Das klingt zynisch und wird mir von der allzeit bereiten Antifa-Front sofort den Vorwurf, ich "verharmlose" und "relativiere", eintragen. Geschenkt! Als ob die in britischen KZs gefolterten, ermordeten und gezielt dem Hungertod preisgegebenen Kikuyu des Mau-Mau-Aufstandes weniger wert wären, als in Nazi-KZs gefolterte, gezielt dem Hungertod preisgegebenen und vergaste polnische Juden ... Wer sich informieren möchte, findet in der — des Nazismus wohl recht unverdächtigen — britischen Tageszeitung The Guardian vom 27.12.2005 einen Artikel unter dem provokanten Titel: "The Turks haven't learned the British way of denying past atrocities" — viel "Spaß" beim Lesen!
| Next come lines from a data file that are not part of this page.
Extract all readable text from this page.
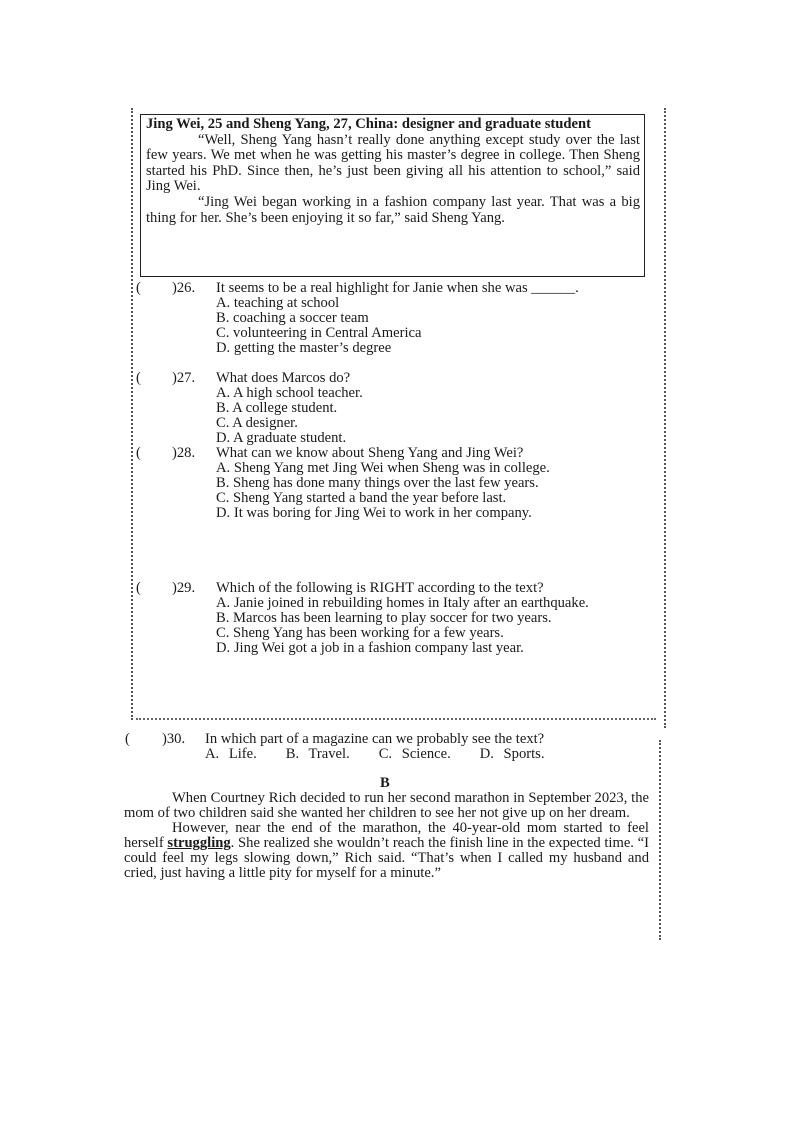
Jing Wei, 25 and Sheng Yang, 27, China: designer and graduate student

“Well, Sheng Yang hasn’t really done anything except study over the last few years. We met when he was getting his master’s degree in college. Then Sheng started his PhD. Since then, he’s just been giving all his attention to school,” said Jing Wei.

“Jing Wei began working in a fashion company last year. That was a big thing for her. She’s been enjoying it so far,” said Sheng Yang.

( )26. It seems to be a real highlight for Janie when she was ______.
A. teaching at school
B. coaching a soccer team
C. volunteering in Central America
D. getting the master’s degree
( )27. What does Marcos do?
A. A high school teacher.
B. A college student.
C. A designer.
D. A graduate student.
( )28. What can we know about Sheng Yang and Jing Wei?
A. Sheng Yang met Jing Wei when Sheng was in college.
B. Sheng has done many things over the last few years.
C. Sheng Yang started a band the year before last.
D. It was boring for Jing Wei to work in her company.
( )29. Which of the following is RIGHT according to the text?
A. Janie joined in rebuilding homes in Italy after an earthquake.
B. Marcos has been learning to play soccer for two years.
C. Sheng Yang has been working for a few years.
D. Jing Wei got a job in a fashion company last year.
( )30. In which part of a magazine can we probably see the text?
A. Life. B. Travel. C. Science. D. Sports.
B

When Courtney Rich decided to run her second marathon in September 2023, the mom of two children said she wanted her children to see her not give up on her dream.

However, near the end of the marathon, the 40-year-old mom started to feel herself struggling. She realized she wouldn’t reach the finish line in the expected time. “I could feel my legs slowing down,” Rich said. “That’s when I called my husband and cried, just having a little pity for myself for a minute.”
Aber um auf die Zusammenfassung eingehen, mit der Kollege Manfred seinen Artikel beschließt, die mir eigentlich eine Replik wenig zielführend erscheinen ließ.

Fassen wir zusammen: Die überwältigende Mehrheit der Deutschen, einschließlich der Sozialisten und engagierten Christen, hielt Politik für die Verwirklichung religiöser oder quasi-religiöser Ideale, fand es selbstverständlich, dass man zu diesem Zeck politische Gegner physisch bekämpfte, betrachtete das Führerprinzip als Ordnungsideal, hielt internationale Politik essenziell für einen Machtkampf von Nationen, betrachtete Juden als fremde Eindringlinge und sehnte sich der Volksgemeinschaft.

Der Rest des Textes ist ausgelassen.